By 1962–63, Master of Arts degrees had been established with concentrations in ethnomusicology and musicology and a Master of Fine Arts in composition and performance (the MFA degree was later changed to a Master of Music). Dance ethnology (1968) and music theory (1970) were added to MA fields.

When the Music Department started to expand in the late 1940s about ten students were majoring in music; by 1958 the number had risen to sixty; in 1978–79 the number had risen to 272, probably an all-time high. Enrollment fell during the 1980s, just as it did at most U. S. universities. It stood at about 200 during Spring Semester, 1997, including about fifty graduate students.

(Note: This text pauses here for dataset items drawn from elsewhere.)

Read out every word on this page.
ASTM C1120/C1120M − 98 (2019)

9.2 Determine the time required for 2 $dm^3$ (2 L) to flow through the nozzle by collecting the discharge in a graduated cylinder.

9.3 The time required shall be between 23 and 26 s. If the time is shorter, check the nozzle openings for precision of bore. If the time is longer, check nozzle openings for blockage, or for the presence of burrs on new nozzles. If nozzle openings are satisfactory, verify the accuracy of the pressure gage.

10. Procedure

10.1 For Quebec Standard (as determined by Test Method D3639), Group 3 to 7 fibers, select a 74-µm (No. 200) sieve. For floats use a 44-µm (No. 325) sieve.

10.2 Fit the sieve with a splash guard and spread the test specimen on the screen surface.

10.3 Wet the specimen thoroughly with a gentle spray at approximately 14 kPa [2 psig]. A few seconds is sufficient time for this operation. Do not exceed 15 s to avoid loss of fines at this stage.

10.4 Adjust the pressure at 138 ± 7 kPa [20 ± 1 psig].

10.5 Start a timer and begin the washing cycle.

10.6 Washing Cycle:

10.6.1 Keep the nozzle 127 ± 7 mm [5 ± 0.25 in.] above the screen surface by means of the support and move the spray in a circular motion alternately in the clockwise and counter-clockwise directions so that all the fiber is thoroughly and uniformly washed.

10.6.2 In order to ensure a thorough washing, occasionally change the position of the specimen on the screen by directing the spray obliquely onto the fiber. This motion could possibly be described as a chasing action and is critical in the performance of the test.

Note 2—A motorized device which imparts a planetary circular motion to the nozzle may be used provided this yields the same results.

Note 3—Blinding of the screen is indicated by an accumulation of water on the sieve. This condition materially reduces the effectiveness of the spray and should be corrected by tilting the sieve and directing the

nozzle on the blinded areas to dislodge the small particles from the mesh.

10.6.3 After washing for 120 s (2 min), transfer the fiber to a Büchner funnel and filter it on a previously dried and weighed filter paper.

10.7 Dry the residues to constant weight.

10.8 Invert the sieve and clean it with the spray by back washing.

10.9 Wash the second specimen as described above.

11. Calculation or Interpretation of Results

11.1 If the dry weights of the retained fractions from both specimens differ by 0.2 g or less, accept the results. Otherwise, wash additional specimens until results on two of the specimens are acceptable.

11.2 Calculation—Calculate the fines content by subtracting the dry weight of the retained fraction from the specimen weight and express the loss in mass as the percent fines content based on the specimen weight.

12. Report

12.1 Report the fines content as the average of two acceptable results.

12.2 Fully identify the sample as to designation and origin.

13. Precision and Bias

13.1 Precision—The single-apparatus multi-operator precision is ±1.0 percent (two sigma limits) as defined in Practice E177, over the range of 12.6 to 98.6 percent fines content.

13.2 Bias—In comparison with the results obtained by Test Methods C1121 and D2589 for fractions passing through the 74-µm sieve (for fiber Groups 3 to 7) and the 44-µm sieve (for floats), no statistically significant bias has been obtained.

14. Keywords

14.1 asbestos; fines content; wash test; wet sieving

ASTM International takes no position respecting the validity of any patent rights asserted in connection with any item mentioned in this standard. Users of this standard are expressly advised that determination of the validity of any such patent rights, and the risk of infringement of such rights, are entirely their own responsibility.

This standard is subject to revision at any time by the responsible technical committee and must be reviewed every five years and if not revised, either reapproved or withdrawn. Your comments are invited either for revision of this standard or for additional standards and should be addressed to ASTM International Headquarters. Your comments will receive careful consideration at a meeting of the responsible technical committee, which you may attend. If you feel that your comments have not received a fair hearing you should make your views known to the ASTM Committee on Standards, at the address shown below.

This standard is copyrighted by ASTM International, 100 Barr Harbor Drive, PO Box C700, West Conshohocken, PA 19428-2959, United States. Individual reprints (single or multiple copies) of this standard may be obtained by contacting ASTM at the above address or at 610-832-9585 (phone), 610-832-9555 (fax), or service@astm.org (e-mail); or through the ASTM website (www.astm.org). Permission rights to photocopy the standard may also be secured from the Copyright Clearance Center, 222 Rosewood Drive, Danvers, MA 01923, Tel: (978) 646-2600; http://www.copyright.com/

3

In 1992, the Board of Regents approved the Ph.D. program in music. Allen Trubitt and former Dean of Arts and Humanities Robert Hines played an important role in getting it adopted. Its heavy emphasis on ethnomusicology and research in cross-disciplinary areas of music, dance, drama, and Asian and Pacific studies reinforced the UH commitment to its historic role as a bridge between East and West. As of Spring, 1997 the Department had a total of seventeen doctoral students in the areas of ethnomusicology, musicology, music education, and composition.

The budget for the Music Department has unfortunately been curtailed during the last few years, as have budgets of all University departments. In this climate of austerity, we can only look forward to the coming of better economic conditions and continue to make what contributions we can to the musical community.